New AI Model Outperforms ChatGPT in AGI Benchmark Tests

New AI Model

Scientists at Singapore-based artificial intelligence firm Sapient have announced a new model that shows stronger reasoning abilities than ChatGPT and other leading AI systems. Called the Hierarchical Reasoning Model (HRM), the system is inspired by how the human brain processes information at different speeds and levels.

The HRM uses only 27 million parameters and 1,000 training samples—far fewer than the billions of parameters used in most large language models (LLMs). Despite its smaller scale, it has delivered impressive results in advanced artificial general intelligence (AGI) benchmarks.

Strong Results in ARC-AGI Benchmarks

In the widely recognized ARC-AGI benchmark tests, HRM scored 40.3% in ARC-AGI-1, outperforming OpenAI’s 03-mini-high (34.5%), Anthropic Claude 3.7 (21.2%), and DeepSeek R1 (15.8%). In the tougher ARC-AGI-2 test, HRM achieved 5%, a score that also exceeded its competitors.

Unlike traditional LLMs that rely on “chain-of-thought” reasoning, HRM performs reasoning in a single forward pass. It combines two modules: a high-level planner for abstract thinking and a low-level processor for quick calculations, mirroring how different parts of the brain handle planning and fast reactions.

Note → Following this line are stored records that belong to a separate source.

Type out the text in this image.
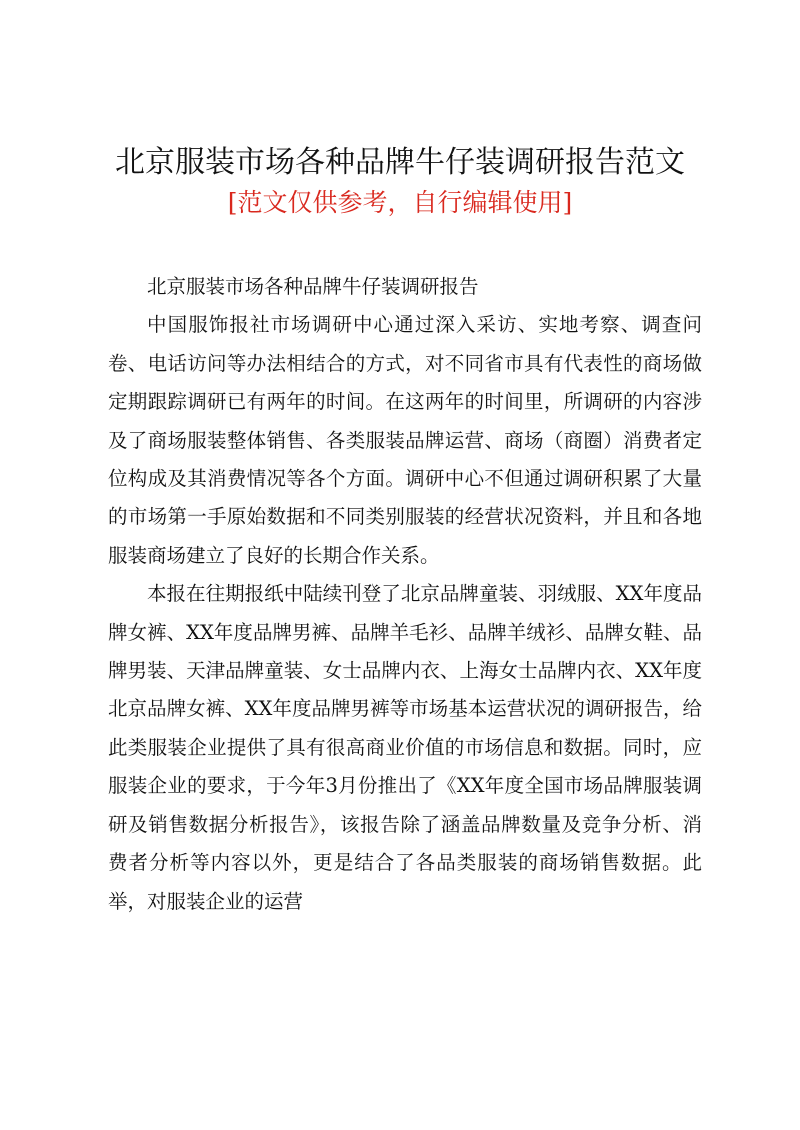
北京服装市场各种品牌牛仔装调研报告范文
[范文仅供参考，自行编辑使用]

北京服装市场各种品牌牛仔装调研报告

中国服饰报社市场调研中心通过深入采访、实地考察、调查问卷、电话访问等办法相结合的方式，对不同省市具有代表性的商场做定期跟踪调研已有两年的时间。在这两年的时间里，所调研的内容涉及了商场服装整体销售、各类服装品牌运营、商场（商圈）消费者定位构成及其消费情况等各个方面。调研中心不但通过调研积累了大量的市场第一手原始数据和不同类别服装的经营状况资料，并且和各地服装商场建立了良好的长期合作关系。

本报在往期报纸中陆续刊登了北京品牌童装、羽绒服、XX年度品牌女裤、XX年度品牌男裤、品牌羊毛衫、品牌羊绒衫、品牌女鞋、品牌男装、天津品牌童装、女士品牌内衣、上海女士品牌内衣、XX年度北京品牌女裤、XX年度品牌男裤等市场基本运营状况的调研报告，给此类服装企业提供了具有很高商业价值的市场信息和数据。同时，应服装企业的要求，于今年3月份推出了《XX年度全国市场品牌服装调研及销售数据分析报告》，该报告除了涵盖品牌数量及竞争分析、消费者分析等内容以外，更是结合了各品类服装的商场销售数据。此举，对服装企业的运营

Smarter Problem-Solving Approach

HRM also uses “iterative refinement,” starting with a rough solution and improving it through short bursts of reasoning. This approach allowed the model to solve Sudoku puzzles and find paths through mazes—tasks where most LLMs usually struggle.

Caution and Verification

The findings were published on the arXiv preprint server and have not yet been peer-reviewed. Independent researchers from the ARC-AGI benchmark team confirmed the model’s results but suggested that its strong performance may be linked to a specific refinement process during training rather than the hierarchical design itself.

Even with these questions, HRM highlights a potential new direction for AI research, showing that smaller and more efficient models can compete with much larger systems when it comes to reasoning and problem-solving.